El ex mudo tomó la pluma y comenzó a escribir. Por cortesía lo primero que hizo fue responder las preguntas que le había formulado el médico al verlo, pero la impaciencia por saber acerca de Guillermo lo invadía.
El muchacho contó por escrito, lo que podría haber dicho verbalmente si no tuviera que ocultar su voz y la explicación sobre la reciente existencia de ella. No fue muy extenso lo que tuvo que explicar, solamente la muerte de Onofre y, después de eso que quitaba el sentido de su permanencia en Arganda, algunos pocos detalles sobre su regreso.
Cuando vio que los monjes quedaron satisfechos con su explicación, los interrogó acerca del talavero.
- No sabemos nada de él.- Contestó Fray Gerardo.- De un día para el otro dejó de asistir al convento y, al tercero de no hacerlo, mandé a buscarlo, preocupado por él. No lo hallaron. El padre Roberto encontró la posada de Ximénez deshabitada y nadie supo decir a donde se habían ido todos.
Alonso quedó atónito ante el relato ¿Guillermo había desaparecido junto a Ximénez y su Juana? Se preguntaba ¿Por qué? ¿Cómo? ¿A dónde?
Volvió a interrogar al monje sobre ello y este le respondió:
- Nada, como si se los hubiera tragado la tierra.-
Al argandeño la noticia lo abatió, era el último recurso que tenía para conseguir una pista sobre lo sucedido con ellos ¿Qué haría? Si bien los puntos cardinales eran tan solo cuatro, la dirección que podrían haber tomado, podía ser una de las infinitas que hay.
“Deberé partir para tratar de encontrarlos”. Escribió Alonso.
- ¿Pero hacia dónde te dirigirás?- Le preguntó Gerardo.
La respuesta, el muchacho, la dio encogiéndose de hombros.
- Antes debes asearte y descansar.- Le dijo el fraile.- Te ves hecho un desastre. Pasa el tiempo que quieras aquí y cuando lo consideres pertinente podrás marcharte.
Esto último, a Alonso, le pareció bien. La prisa no era buena compañía en ese momento y, por cierto, necesitaba lavar sus prendas, su cuerpo, alimentarse y dormir en algún lugar digno.
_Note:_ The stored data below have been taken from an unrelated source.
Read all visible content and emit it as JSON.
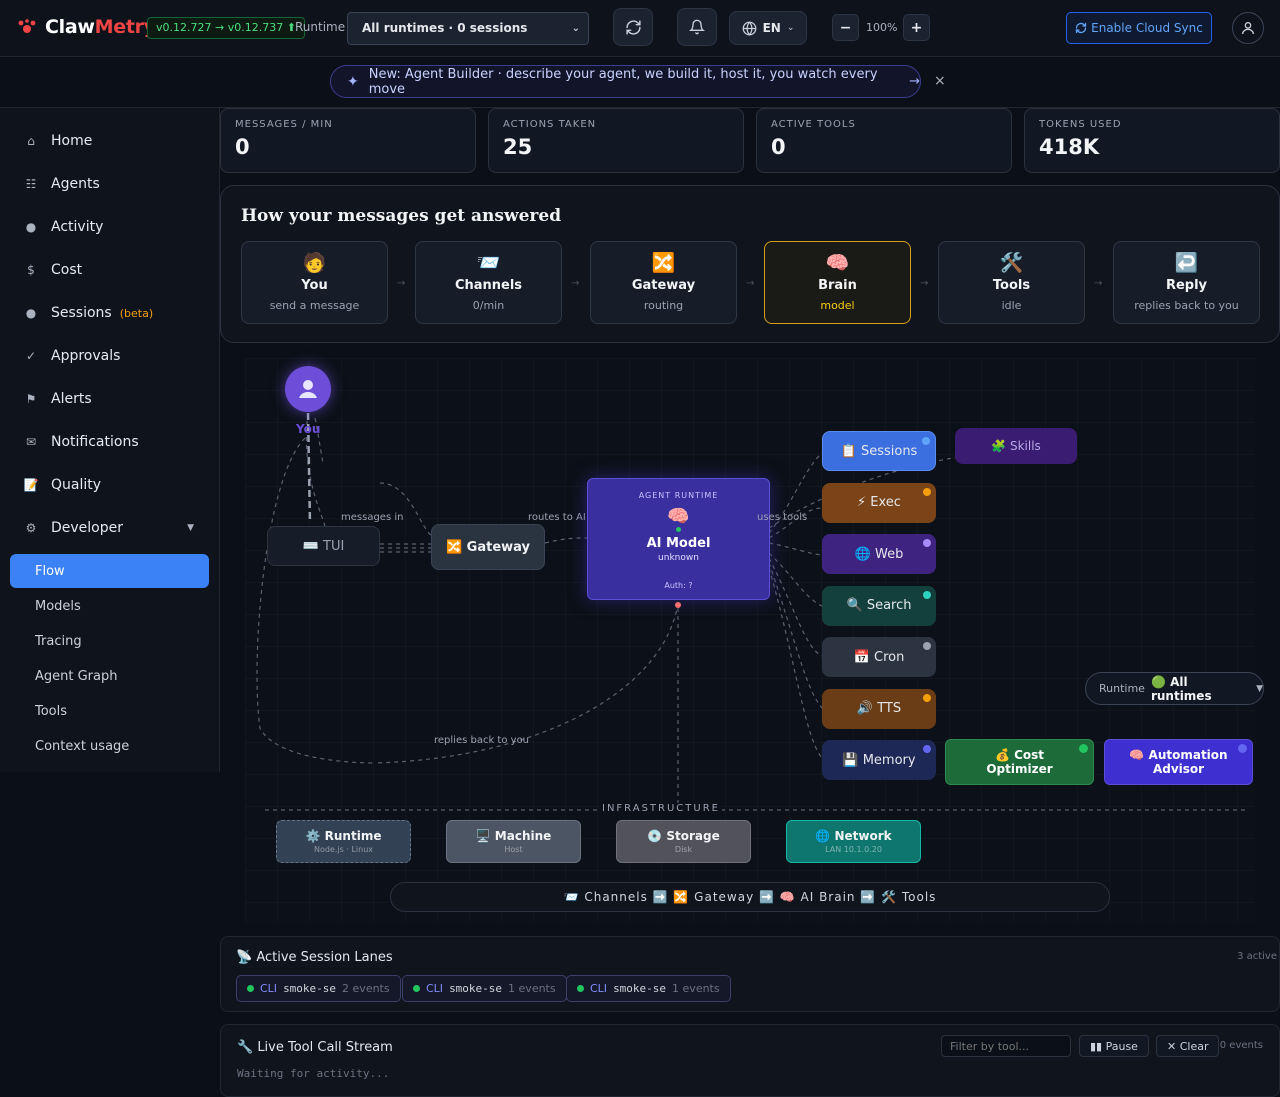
{
  "header": {
    "logo_claw": "Claw",
    "logo_metry": "Metry",
    "version": "v0.12.727 → v0.12.737 ⬆",
    "runtime_label": "Runtime",
    "runtime_select": "All runtimes · 0 sessions",
    "lang": "EN",
    "zoom": "100%",
    "cloud_sync": "Enable Cloud Sync",
    "icons": [
      "refresh-icon",
      "bell-icon",
      "globe-icon",
      "user-icon"
    ]
  },
  "announcement": {
    "text": "New: Agent Builder · describe your agent, we build it, host it, you watch every move",
    "arrow": "→",
    "close": "×"
  },
  "sidebar": {
    "items": [
      {
        "icon": "⌂",
        "label": "Home"
      },
      {
        "icon": "☷",
        "label": "Agents"
      },
      {
        "icon": "●",
        "label": "Activity"
      },
      {
        "icon": "$",
        "label": "Cost"
      },
      {
        "icon": "●",
        "label": "Sessions",
        "badge": "(beta)"
      },
      {
        "icon": "✓",
        "label": "Approvals"
      },
      {
        "icon": "⚑",
        "label": "Alerts"
      },
      {
        "icon": "✉",
        "label": "Notifications"
      },
      {
        "icon": "📝",
        "label": "Quality"
      },
      {
        "icon": "⚙",
        "label": "Developer",
        "caret": "▼"
      }
    ],
    "sub_items": [
      "Flow",
      "Models",
      "Tracing",
      "Agent Graph",
      "Tools",
      "Context usage"
    ],
    "active_sub": "Flow"
  },
  "stats": [
    {
      "label": "MESSAGES / MIN",
      "value": "0"
    },
    {
      "label": "ACTIONS TAKEN",
      "value": "25"
    },
    {
      "label": "ACTIVE TOOLS",
      "value": "0"
    },
    {
      "label": "TOKENS USED",
      "value": "418K"
    }
  ],
  "pipeline": {
    "title": "How your messages get answered",
    "steps": [
      {
        "emoji": "🧑",
        "name": "You",
        "sub": "send a message"
      },
      {
        "emoji": "📨",
        "name": "Channels",
        "sub": "0/min"
      },
      {
        "emoji": "🔀",
        "name": "Gateway",
        "sub": "routing"
      },
      {
        "emoji": "🧠",
        "name": "Brain",
        "sub": "model"
      },
      {
        "emoji": "🛠️",
        "name": "Tools",
        "sub": "idle"
      },
      {
        "emoji": "↩️",
        "name": "Reply",
        "sub": "replies back to you"
      }
    ],
    "arrow": "→"
  },
  "flow": {
    "you_label": "You",
    "tui": "⌨️ TUI",
    "gateway": "🔀 Gateway",
    "model_kicker": "AGENT RUNTIME",
    "model_emoji": "🧠",
    "model_title": "AI Model",
    "model_sub": "unknown",
    "model_auth": "Auth: ?",
    "edge_messages_in": "messages in",
    "edge_routes_to_ai": "routes to AI",
    "edge_uses_tools": "uses tools",
    "edge_replies": "replies back to you",
    "tools": [
      {
        "label": "📋 Sessions",
        "color": "#3b6fe0",
        "dot": "#60a5fa"
      },
      {
        "label": "⚡ Exec",
        "color": "#7a4418",
        "dot": "#f59e0b"
      },
      {
        "label": "🌐 Web",
        "color": "#3f2380",
        "dot": "#a78bfa"
      },
      {
        "label": "🔍 Search",
        "color": "#13403c",
        "dot": "#2dd4bf"
      },
      {
        "label": "📅 Cron",
        "color": "#2c3442",
        "dot": "#9ca3af"
      },
      {
        "label": "🔊 TTS",
        "color": "#6b3d16",
        "dot": "#f59e0b"
      },
      {
        "label": "💾 Memory",
        "color": "#1e2856",
        "dot": "#6366f1"
      }
    ],
    "skills": "🧩 Skills",
    "cost_optimizer": "💰 Cost Optimizer",
    "automation_advisor": "🧠 Automation Advisor",
    "infra_title": "INFRASTRUCTURE",
    "infra": [
      {
        "label": "⚙️ Runtime",
        "sub": "Node.js · Linux"
      },
      {
        "label": "🖥️ Machine",
        "sub": "Host"
      },
      {
        "label": "💿 Storage",
        "sub": "Disk"
      },
      {
        "label": "🌐 Network",
        "sub": "LAN 10.1.0.20"
      }
    ],
    "legend": "📨 Channels ➡️ 🔀 Gateway ➡️ 🧠 AI Brain ➡️ 🛠️ Tools",
    "runtime_float_label": "Runtime",
    "runtime_float_value": "🟢 All runtimes",
    "runtime_float_caret": "▼"
  },
  "lanes": {
    "title": "📡 Active Session Lanes",
    "count": "3 active",
    "chips": [
      {
        "cli": "CLI",
        "name": "smoke-se",
        "events": "2 events"
      },
      {
        "cli": "CLI",
        "name": "smoke-se",
        "events": "1 events"
      },
      {
        "cli": "CLI",
        "name": "smoke-se",
        "events": "1 events"
      }
    ]
  },
  "stream": {
    "title": "🔧 Live Tool Call Stream",
    "filter_placeholder": "Filter by tool...",
    "pause": "▮▮ Pause",
    "clear": "✕ Clear",
    "events": "0 events",
    "waiting": "Waiting for activity..."
  }
}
De no haber sido por sus tribulaciones, el monasterio le habría parecido el paraíso luego de la dura travesía que había realizado. Dos novicios le prepararon agua caliente en una tina, en la que se bañó y se relajó lo que pudo. La carne de la cena resultó ser exquisita y las verduras, frescas y sabrosas.
Lo profundo de la noche lo encontró tirado en un mullido catre, sobre el cual hizo reposar, durante algunas horas, a su insomnio.
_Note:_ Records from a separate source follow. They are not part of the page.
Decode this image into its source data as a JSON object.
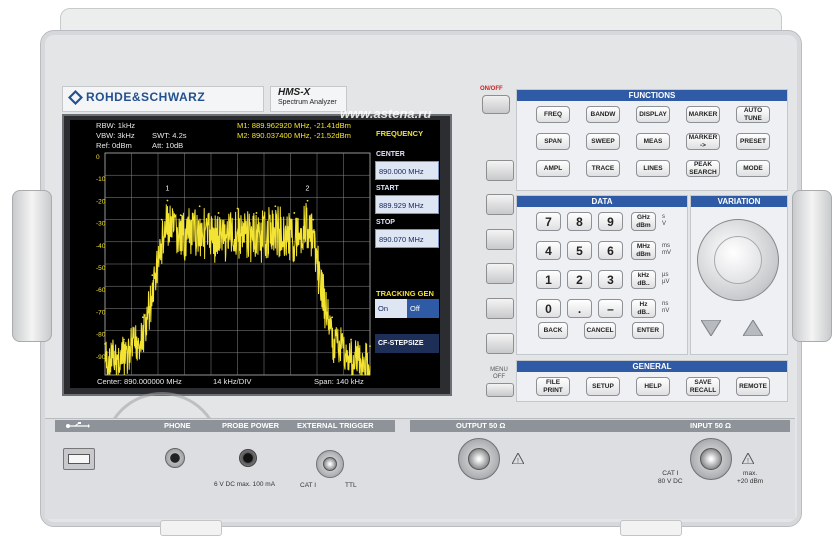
{
  "brand": {
    "name": "ROHDE&SCHWARZ",
    "model": "HMS-X",
    "subtitle": "Spectrum Analyzer"
  },
  "watermark": {
    "url": "www.astena.ru"
  },
  "power": {
    "label": "ON/OFF"
  },
  "screen": {
    "rbw": "RBW: 1kHz",
    "vbw": "VBW: 3kHz",
    "swt": "SWT: 4.2s",
    "ref": "Ref: 0dBm",
    "att": "Att: 10dB",
    "m1": "M1: 889.962920 MHz, -21.41dBm",
    "m2": "M2: 890.037400 MHz, -21.52dBm",
    "center_readout": "Center: 890.000000 MHz",
    "div_readout": "14 kHz/DIV",
    "span_readout": "Span: 140 kHz",
    "marker1": "1",
    "marker2": "2"
  },
  "chart_data": {
    "type": "line",
    "title": "",
    "xlabel": "",
    "ylabel": "",
    "x_range_mhz": [
      889.93,
      890.07
    ],
    "ylim": [
      -100,
      0
    ],
    "y_ticks": [
      "0",
      "-10",
      "-20",
      "-30",
      "-40",
      "-50",
      "-60",
      "-70",
      "-80",
      "-90"
    ],
    "grid": true,
    "series": [
      {
        "x": [
          889.93,
          889.94,
          889.95,
          889.955,
          889.96,
          889.963,
          889.97,
          889.98,
          889.99,
          890.0,
          890.01,
          890.02,
          890.03,
          890.037,
          890.04,
          890.045,
          890.05,
          890.06,
          890.07
        ],
        "y": [
          -86,
          -84,
          -74,
          -55,
          -30,
          -21.4,
          -28,
          -24,
          -27,
          -25,
          -27,
          -24,
          -27,
          -21.5,
          -30,
          -55,
          -74,
          -84,
          -87
        ]
      }
    ]
  },
  "menu": {
    "frequency_title": "FREQUENCY",
    "center_label": "CENTER",
    "center_value": "890.000 MHz",
    "start_label": "START",
    "start_value": "889.929 MHz",
    "stop_label": "STOP",
    "stop_value": "890.070 MHz",
    "tracking_title": "TRACKING GEN",
    "tracking_on": "On",
    "tracking_off": "Off",
    "cf_stepsize": "CF-STEPSIZE"
  },
  "menu_off": "MENU OFF",
  "functions": {
    "title": "FUNCTIONS",
    "keys": [
      "FREQ",
      "BANDW",
      "DISPLAY",
      "MARKER",
      "AUTO\nTUNE",
      "SPAN",
      "SWEEP",
      "MEAS",
      "MARKER\n->",
      "PRESET",
      "AMPL",
      "TRACE",
      "LINES",
      "PEAK\nSEARCH",
      "MODE"
    ]
  },
  "data_panel": {
    "title": "DATA",
    "digits": [
      "7",
      "8",
      "9",
      "4",
      "5",
      "6",
      "1",
      "2",
      "3",
      "0",
      ".",
      "–"
    ],
    "unit_keys": [
      "GHz\ndBm",
      "MHz\ndBm",
      "kHz\ndB..",
      "Hz\ndB.."
    ],
    "unit_sides": [
      "s\nV",
      "ms\nmV",
      "µs\nµV",
      "ns\nnV"
    ],
    "back": "BACK",
    "cancel": "CANCEL",
    "enter": "ENTER"
  },
  "variation": {
    "title": "VARIATION"
  },
  "general": {
    "title": "GENERAL",
    "keys": [
      "FILE\nPRINT",
      "SETUP",
      "HELP",
      "SAVE\nRECALL",
      "REMOTE"
    ]
  },
  "connectors": {
    "usb_icon": "usb-icon",
    "phone": "PHONE",
    "probe_power": "PROBE POWER",
    "probe_spec": "6 V DC  max. 100 mA",
    "external_trigger": "EXTERNAL TRIGGER",
    "cat": "CAT I",
    "ttl": "TTL",
    "output": "OUTPUT 50 Ω",
    "input": "INPUT 50 Ω",
    "input_cat": "CAT I\n80 V DC",
    "input_max": "max.\n+20 dBm"
  },
  "colors": {
    "accent": "#2f5aa6",
    "trace": "#f3e332",
    "screen_bg": "#000000"
  }
}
¿Qué habría sido de sus amigos? Era la pregunta que perturbaba sus pensamientos. Las posibilidades no eran muchas. Podrían haber sido secuestrados y ultimados por los malignos o haberse ido por su propia voluntad. Ambas posibilidades eran malas, la primera por sí misma y, para la segunda, tendría que haber habido algún motivo, el cual tampoco era bueno.
Se sentía muy mal por ello. Finalmente el cansancio y el sueño lograron triunfar y se durmió.